The last thing that you, as a business owner, operator, or manager, want to do is spend your valuable time swimming through numbers and making decisions on what could be false figures. Invoices and credits will eventually surface, and we all know big invoices can cause drastic swings in your gross profit and net profit margin. You may not need to hunt down every single invoice, but you should talk to your vendors and be certain there are no missed confirmations. To avoid all this together, you could start the implementation of software as a service to track every single invoice right after you place an order, or even if you have changed that order. Some apps also records your order history so you can always go back to retrieve any missing links in your accounting statements.

Factor in Accruals

An accrual of an expense means the payment is made after the period in which the expense has occurred. A common example of this is your December electricity bill in which the payment will be made in January, but the usage was all throughout the month of December. This concept will become a bit more complicated once you accrue for items such as payroll. For a restaurant owner, it would be wise to make entries for items occurring during the period that you have yet to be billed for, but the expense still applies to multiple periods. A great goal is to account for estimated expenses you have incurred so you have an honest and true picture of your net profit for the month.

Allow Deferrals for Future Statements

An accrual occurs before a payment or receipt, while a deferral occurs after a payment or receipt. A deferral is considered a prepayment of an expense or revenue. It is not immediately recognized on the income statement because it is prepaid. As a result, the expense or revenue is deferred to a balance sheet account that will make its appearance later on the income statement. A common example of this can be illustrated with a company whose accounting year ends on December 31. On the first of December, let’s say that this company pays a six-month insurance premium of $10,000.

One-sixth of that ($1,666.67) will appear in the December income statement while the remaining will be deferred and reported as an asset in the prepaid insurance account on the December 31 balance sheet. Be on wide alert because these deferrals must be recorded appropriately in order to prove maximum accuracy in your statements.
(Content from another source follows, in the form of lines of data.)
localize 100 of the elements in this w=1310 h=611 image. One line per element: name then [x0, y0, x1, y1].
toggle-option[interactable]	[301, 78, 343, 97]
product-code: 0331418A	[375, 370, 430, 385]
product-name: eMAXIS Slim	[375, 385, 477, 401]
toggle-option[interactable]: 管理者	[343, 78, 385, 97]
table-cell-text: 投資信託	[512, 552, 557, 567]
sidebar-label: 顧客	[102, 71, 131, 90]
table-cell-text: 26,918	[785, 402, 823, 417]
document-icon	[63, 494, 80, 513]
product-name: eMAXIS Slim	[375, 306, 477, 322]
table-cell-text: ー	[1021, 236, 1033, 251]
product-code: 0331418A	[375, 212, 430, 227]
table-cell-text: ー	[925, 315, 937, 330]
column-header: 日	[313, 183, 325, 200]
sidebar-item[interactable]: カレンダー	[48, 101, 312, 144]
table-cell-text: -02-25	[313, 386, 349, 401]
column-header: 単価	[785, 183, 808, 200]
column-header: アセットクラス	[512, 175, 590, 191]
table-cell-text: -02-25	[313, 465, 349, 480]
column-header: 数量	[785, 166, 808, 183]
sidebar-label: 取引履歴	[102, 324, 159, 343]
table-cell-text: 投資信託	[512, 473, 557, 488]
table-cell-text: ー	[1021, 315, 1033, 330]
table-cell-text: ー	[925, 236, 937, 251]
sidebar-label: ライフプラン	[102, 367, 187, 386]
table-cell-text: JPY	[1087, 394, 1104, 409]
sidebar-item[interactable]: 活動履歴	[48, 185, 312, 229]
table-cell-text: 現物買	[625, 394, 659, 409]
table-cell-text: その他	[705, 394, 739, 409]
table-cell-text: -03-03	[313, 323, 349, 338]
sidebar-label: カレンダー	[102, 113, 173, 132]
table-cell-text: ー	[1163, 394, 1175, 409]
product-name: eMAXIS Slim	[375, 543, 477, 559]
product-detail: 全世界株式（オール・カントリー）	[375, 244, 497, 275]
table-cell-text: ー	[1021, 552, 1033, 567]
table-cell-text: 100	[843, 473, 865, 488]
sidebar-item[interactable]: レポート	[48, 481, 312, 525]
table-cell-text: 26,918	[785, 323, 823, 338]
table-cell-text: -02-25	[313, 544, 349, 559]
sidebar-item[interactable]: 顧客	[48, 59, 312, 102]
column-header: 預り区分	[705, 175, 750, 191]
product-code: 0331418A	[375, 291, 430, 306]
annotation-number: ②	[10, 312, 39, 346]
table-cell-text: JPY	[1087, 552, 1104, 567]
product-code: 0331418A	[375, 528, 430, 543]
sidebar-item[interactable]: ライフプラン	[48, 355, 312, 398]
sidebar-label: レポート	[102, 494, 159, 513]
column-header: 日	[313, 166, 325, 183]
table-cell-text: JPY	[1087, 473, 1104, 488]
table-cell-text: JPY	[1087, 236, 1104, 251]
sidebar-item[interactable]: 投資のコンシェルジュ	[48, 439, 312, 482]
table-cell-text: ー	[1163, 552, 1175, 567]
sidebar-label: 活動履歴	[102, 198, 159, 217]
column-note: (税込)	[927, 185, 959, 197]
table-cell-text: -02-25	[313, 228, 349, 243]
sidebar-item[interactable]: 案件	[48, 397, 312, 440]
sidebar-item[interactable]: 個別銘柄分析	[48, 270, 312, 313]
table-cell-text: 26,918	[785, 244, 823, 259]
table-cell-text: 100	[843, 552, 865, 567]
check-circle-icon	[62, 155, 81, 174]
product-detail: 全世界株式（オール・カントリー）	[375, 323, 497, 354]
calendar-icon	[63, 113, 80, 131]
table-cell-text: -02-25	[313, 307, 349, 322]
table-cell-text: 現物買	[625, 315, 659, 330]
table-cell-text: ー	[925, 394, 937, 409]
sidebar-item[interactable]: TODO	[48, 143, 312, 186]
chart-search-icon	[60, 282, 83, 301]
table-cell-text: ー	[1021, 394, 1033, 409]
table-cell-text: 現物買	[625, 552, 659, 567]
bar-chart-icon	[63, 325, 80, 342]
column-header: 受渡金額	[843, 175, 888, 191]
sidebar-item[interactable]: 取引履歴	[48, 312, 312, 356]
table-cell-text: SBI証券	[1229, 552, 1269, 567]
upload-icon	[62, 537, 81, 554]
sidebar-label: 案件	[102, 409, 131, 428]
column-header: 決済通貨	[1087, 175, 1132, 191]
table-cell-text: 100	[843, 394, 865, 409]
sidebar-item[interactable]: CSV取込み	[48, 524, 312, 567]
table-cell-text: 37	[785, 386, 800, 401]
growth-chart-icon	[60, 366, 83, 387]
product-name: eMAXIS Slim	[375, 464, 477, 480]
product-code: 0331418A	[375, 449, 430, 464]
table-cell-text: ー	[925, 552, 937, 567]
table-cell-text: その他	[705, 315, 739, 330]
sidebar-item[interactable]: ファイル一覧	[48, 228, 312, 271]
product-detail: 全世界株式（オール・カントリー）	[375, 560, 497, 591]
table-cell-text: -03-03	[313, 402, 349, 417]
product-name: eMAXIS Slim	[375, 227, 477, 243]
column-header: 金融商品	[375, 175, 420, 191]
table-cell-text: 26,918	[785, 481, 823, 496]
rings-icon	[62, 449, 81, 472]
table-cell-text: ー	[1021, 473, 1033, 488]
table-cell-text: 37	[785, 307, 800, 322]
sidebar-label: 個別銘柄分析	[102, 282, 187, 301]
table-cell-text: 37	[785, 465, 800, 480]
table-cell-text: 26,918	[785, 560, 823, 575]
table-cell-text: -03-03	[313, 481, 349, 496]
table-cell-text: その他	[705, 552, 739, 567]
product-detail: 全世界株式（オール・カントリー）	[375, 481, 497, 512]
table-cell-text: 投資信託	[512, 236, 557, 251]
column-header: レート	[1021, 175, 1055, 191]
Accounting can be one of the more complicated languages in the realm of business, and there is a good reason for that, as it is very valuable. It pulls together a great deal of information and insight for you as a restaurant business owner and operator. Your accounting reports drive your business decisions. If you feel you have been making poor decisions in the past, you may want to take a look at your accounting procedures and numbers to see if there are any errors within them orany trends you may have overlooked in the past that can help you make decisions moving forward.